Regia: Panos Arvanitakis

Grecia, 2019, 50’

Le attività della Greek Public Power Corporation a Eordaea, nel nord della Grecia, hanno trasformato l’area, rendendola aliena, insolita; un processo senza fine, dove l’uomo e la macchina hanno posto le basi per un futuro minaccioso. Il duro lavoro e una speranza di fuga riportano un tocco di umanità in questo luogo. “Fin dall’inizio, era molto chiaro che non ci sarebbe stato nessun narratore. Le immagini e i suoni si raccontavano da soli con l’aiuto di pochi testi. Le informazioni non avrebbero avuto un ruolo importante. Il mio desiderio principale era quello di esplorare il luogo e le azioni dei lavoratori solo con l’osservazione. La forma finale del film è arrivata da questa esplorazione con la mia macchina fotografica, combinata con le idee che sono nate durante il processo”


Honeyland

Regia: Tamara Kotevska, Ljubomir Stefanov

Repubblica di Macedonia del Nord, 2019, 85’

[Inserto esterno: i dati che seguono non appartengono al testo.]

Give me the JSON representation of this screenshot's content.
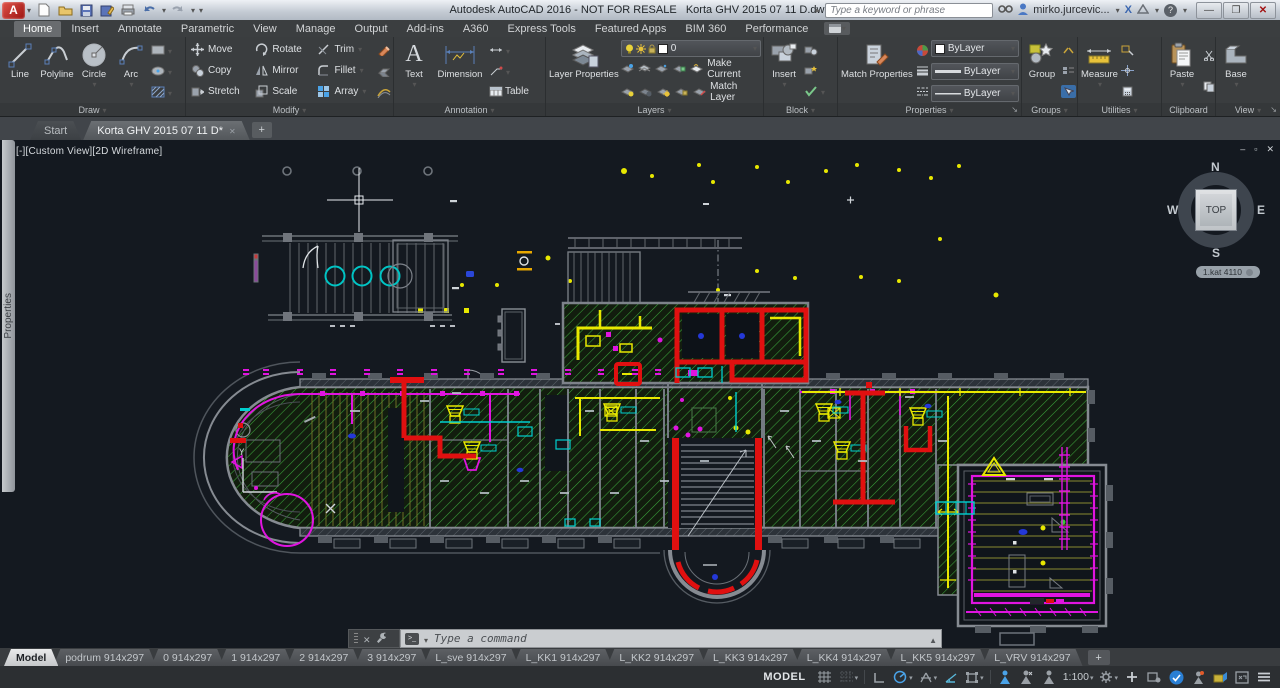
{
  "titlebar": {
    "logo_letter": "A",
    "app_title": "Autodesk AutoCAD 2016 - NOT FOR RESALE",
    "doc_title": "Korta GHV 2015 07 11 D.dwg",
    "search_placeholder": "Type a keyword or phrase",
    "user": "mirko.jurcevic...",
    "exchange": "X",
    "help": "?"
  },
  "ribbon": {
    "tabs": [
      {
        "label": "Home"
      },
      {
        "label": "Insert"
      },
      {
        "label": "Annotate"
      },
      {
        "label": "Parametric"
      },
      {
        "label": "View"
      },
      {
        "label": "Manage"
      },
      {
        "label": "Output"
      },
      {
        "label": "Add-ins"
      },
      {
        "label": "A360"
      },
      {
        "label": "Express Tools"
      },
      {
        "label": "Featured Apps"
      },
      {
        "label": "BIM 360"
      },
      {
        "label": "Performance"
      }
    ],
    "draw": {
      "title": "Draw",
      "line": "Line",
      "polyline": "Polyline",
      "circle": "Circle",
      "arc": "Arc"
    },
    "modify": {
      "title": "Modify",
      "move": "Move",
      "rotate": "Rotate",
      "trim": "Trim",
      "copy": "Copy",
      "mirror": "Mirror",
      "fillet": "Fillet",
      "stretch": "Stretch",
      "scale": "Scale",
      "array": "Array"
    },
    "annotation": {
      "title": "Annotation",
      "text": "Text",
      "text_icon": "A",
      "dimension": "Dimension",
      "table": "Table"
    },
    "layers": {
      "title": "Layers",
      "big": "Layer Properties",
      "current_layer": "0",
      "make_current": "Make Current",
      "match_layer": "Match Layer"
    },
    "block": {
      "title": "Block",
      "insert": "Insert"
    },
    "properties": {
      "title": "Properties",
      "match": "Match Properties",
      "color": "ByLayer",
      "linetype": "ByLayer",
      "lineweight": "ByLayer"
    },
    "groups": {
      "title": "Groups",
      "group": "Group"
    },
    "utilities": {
      "title": "Utilities",
      "measure": "Measure"
    },
    "clipboard": {
      "title": "Clipboard",
      "paste": "Paste"
    },
    "view": {
      "title": "View",
      "base": "Base"
    }
  },
  "filetabs": {
    "start": "Start",
    "doc": "Korta GHV 2015 07 11 D*"
  },
  "drawing": {
    "viewport_label": "[-][Custom View][2D Wireframe]",
    "palette_tab": "Properties",
    "viewcube": {
      "n": "N",
      "e": "E",
      "s": "S",
      "w": "W",
      "top": "TOP",
      "level": "1.kat 4110"
    }
  },
  "command": {
    "placeholder": "Type a command"
  },
  "layout_tabs": [
    {
      "label": "Model"
    },
    {
      "label": "podrum 914x297"
    },
    {
      "label": "0 914x297"
    },
    {
      "label": "1 914x297"
    },
    {
      "label": "2 914x297"
    },
    {
      "label": "3 914x297"
    },
    {
      "label": "L_sve 914x297"
    },
    {
      "label": "L_KK1 914x297"
    },
    {
      "label": "L_KK2 914x297"
    },
    {
      "label": "L_KK3 914x297"
    },
    {
      "label": "L_KK4 914x297"
    },
    {
      "label": "L_KK5 914x297"
    },
    {
      "label": "L_VRV 914x297"
    }
  ],
  "statusbar": {
    "model": "MODEL",
    "scale": "1:100"
  },
  "colors": {
    "accent_red": "#e01010",
    "hatch_green": "#3aa33a",
    "mep_yellow": "#e8e800",
    "pipe_magenta": "#e014e0",
    "label_cyan": "#00cfcf"
  }
}
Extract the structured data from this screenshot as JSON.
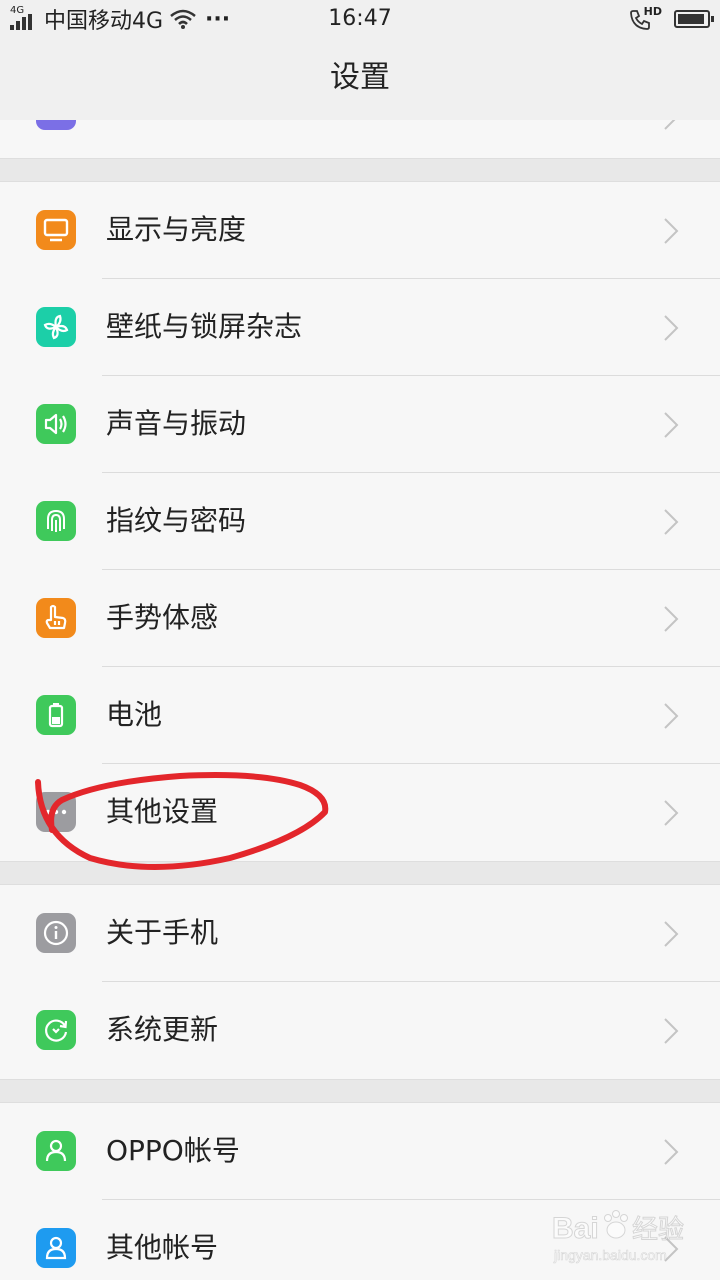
{
  "status_bar": {
    "network_label": "4G",
    "carrier": "中国移动4G",
    "more": "···",
    "time": "16:47",
    "hd": "HD"
  },
  "header": {
    "title": "设置"
  },
  "sections": [
    {
      "items": [
        {
          "label": "显示与亮度",
          "icon": "display-icon",
          "color": "#f28a1b"
        },
        {
          "label": "壁纸与锁屏杂志",
          "icon": "wallpaper-icon",
          "color": "#1ccfa8"
        },
        {
          "label": "声音与振动",
          "icon": "sound-icon",
          "color": "#3fc95b"
        },
        {
          "label": "指纹与密码",
          "icon": "fingerprint-icon",
          "color": "#3fc95b"
        },
        {
          "label": "手势体感",
          "icon": "gesture-icon",
          "color": "#f28a1b"
        },
        {
          "label": "电池",
          "icon": "battery-icon",
          "color": "#3fc95b"
        },
        {
          "label": "其他设置",
          "icon": "more-icon",
          "color": "#9c9ca0"
        }
      ]
    },
    {
      "items": [
        {
          "label": "关于手机",
          "icon": "info-icon",
          "color": "#9c9ca0"
        },
        {
          "label": "系统更新",
          "icon": "update-icon",
          "color": "#3fc95b"
        }
      ]
    },
    {
      "items": [
        {
          "label": "OPPO帐号",
          "icon": "user-icon",
          "color": "#3fc95b"
        },
        {
          "label": "其他帐号",
          "icon": "account-icon",
          "color": "#1e9bf0"
        }
      ]
    }
  ],
  "watermark": {
    "brand": "Bai",
    "brand_suffix": "经验",
    "url": "jingyan.baidu.com"
  }
}
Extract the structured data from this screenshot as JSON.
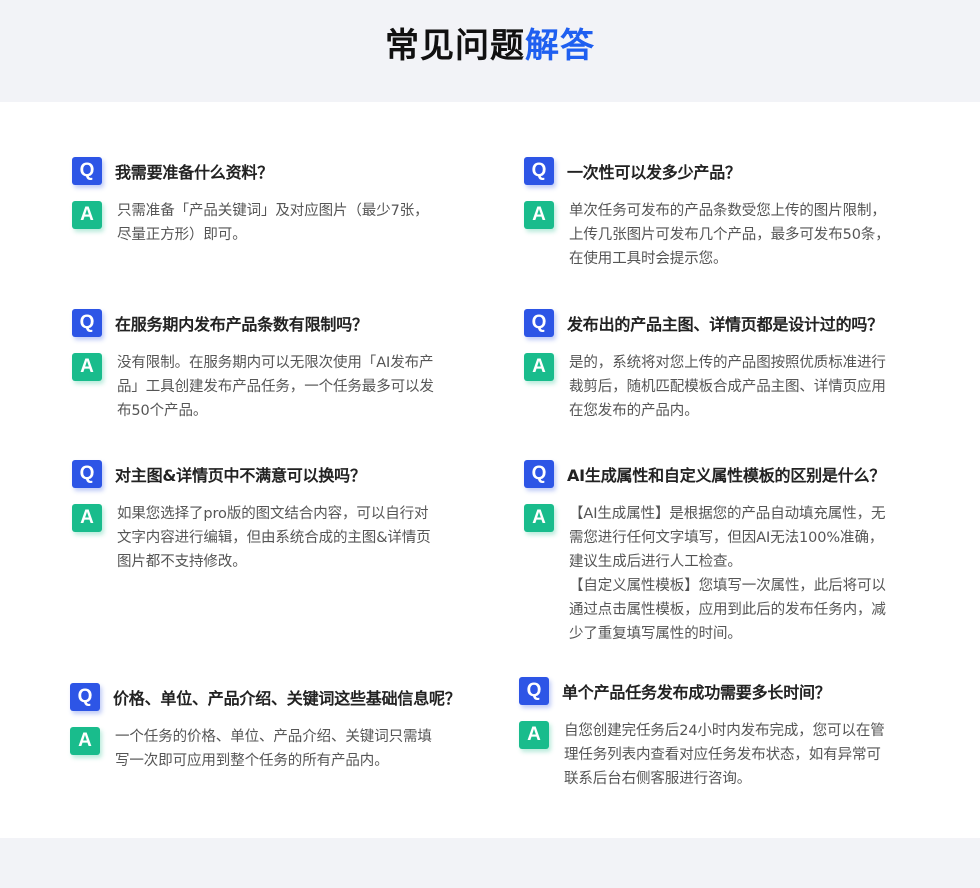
{
  "page": {
    "title_main": "常见问题",
    "title_accent": "解答",
    "q_badge": "Q",
    "a_badge": "A"
  },
  "faq": [
    {
      "question": "我需要准备什么资料？",
      "answer": [
        "只需准备「产品关键词」及对应图片（最少7张，",
        "尽量正方形）即可。"
      ]
    },
    {
      "question": "一次性可以发多少产品？",
      "answer": [
        "单次任务可发布的产品条数受您上传的图片限制，",
        "上传几张图片可发布几个产品，最多可发布50条，",
        "在使用工具时会提示您。"
      ]
    },
    {
      "question": "在服务期内发布产品条数有限制吗？",
      "answer": [
        "没有限制。在服务期内可以无限次使用「AI发布产",
        "品」工具创建发布产品任务，一个任务最多可以发",
        "布50个产品。"
      ]
    },
    {
      "question": "发布出的产品主图、详情页都是设计过的吗？",
      "answer": [
        "是的，系统将对您上传的产品图按照优质标准进行",
        "裁剪后，随机匹配模板合成产品主图、详情页应用",
        "在您发布的产品内。"
      ]
    },
    {
      "question": "对主图&详情页中不满意可以换吗？",
      "answer": [
        "如果您选择了pro版的图文结合内容，可以自行对",
        "文字内容进行编辑，但由系统合成的主图&详情页",
        "图片都不支持修改。"
      ]
    },
    {
      "question": "AI生成属性和自定义属性模板的区别是什么？",
      "answer": [
        "【AI生成属性】是根据您的产品自动填充属性，无",
        "需您进行任何文字填写，但因AI无法100%准确，",
        "建议生成后进行人工检查。",
        "【自定义属性模板】您填写一次属性，此后将可以",
        "通过点击属性模板，应用到此后的发布任务内，减",
        "少了重复填写属性的时间。"
      ]
    },
    {
      "question": "价格、单位、产品介绍、关键词这些基础信息呢？",
      "answer": [
        "一个任务的价格、单位、产品介绍、关键词只需填",
        "写一次即可应用到整个任务的所有产品内。"
      ]
    },
    {
      "question": "单个产品任务发布成功需要多长时间？",
      "answer": [
        "自您创建完任务后24小时内发布完成，您可以在管",
        "理任务列表内查看对应任务发布状态，如有异常可",
        "联系后台右侧客服进行咨询。"
      ]
    }
  ]
}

Su un remoto altopiano dei Balcani, c’è un piccolo villaggio costruito nella roccia. Le uniche abitanti sono Hatidze, apicultrice, e sua madre. Quella di Hatidze sembra un’esistenza senza tempo, immersa com’è, nei ritmi delle stagioni e nella frugalità dei gesti. Un giorno la solitudine della donna viene interrotta dall’arrivo di una burrascosa famiglia rom, grazie alla quale il suo animo rifiorisce. Ljubomir Stefanov e Tamara Kotevska si sono dedicati alle riprese del film per tre anni, giungendo a un dramma di feroce, struggente, dolcezza. L’esalta[1]zione estetica di volti e paesaggi, viscerale più che contemplativa, non si ferma allo scrigno documentaristico di una pura esistenza residuale. La vita di Hatidze è la riserva di vetuste azioni e validi saperi sincreticamente mescolati a quelli della modernità. Dietro la sua vicenda umana vi è infatti la “crisi del miele” e, in generale, della conservazione della biodiversità. L’uso di tecniche non intensive o invasive consente infatti una interconnessione tra umanità e natura che non solo è rara, ma viene spacciata per improduttiva. A ben vedere però, questi protocolli esperienziali unici e di equilibrio tra le parti, sono degni di profonda attenzione dato che lì si nasconde una parte del futuro del Pianeta.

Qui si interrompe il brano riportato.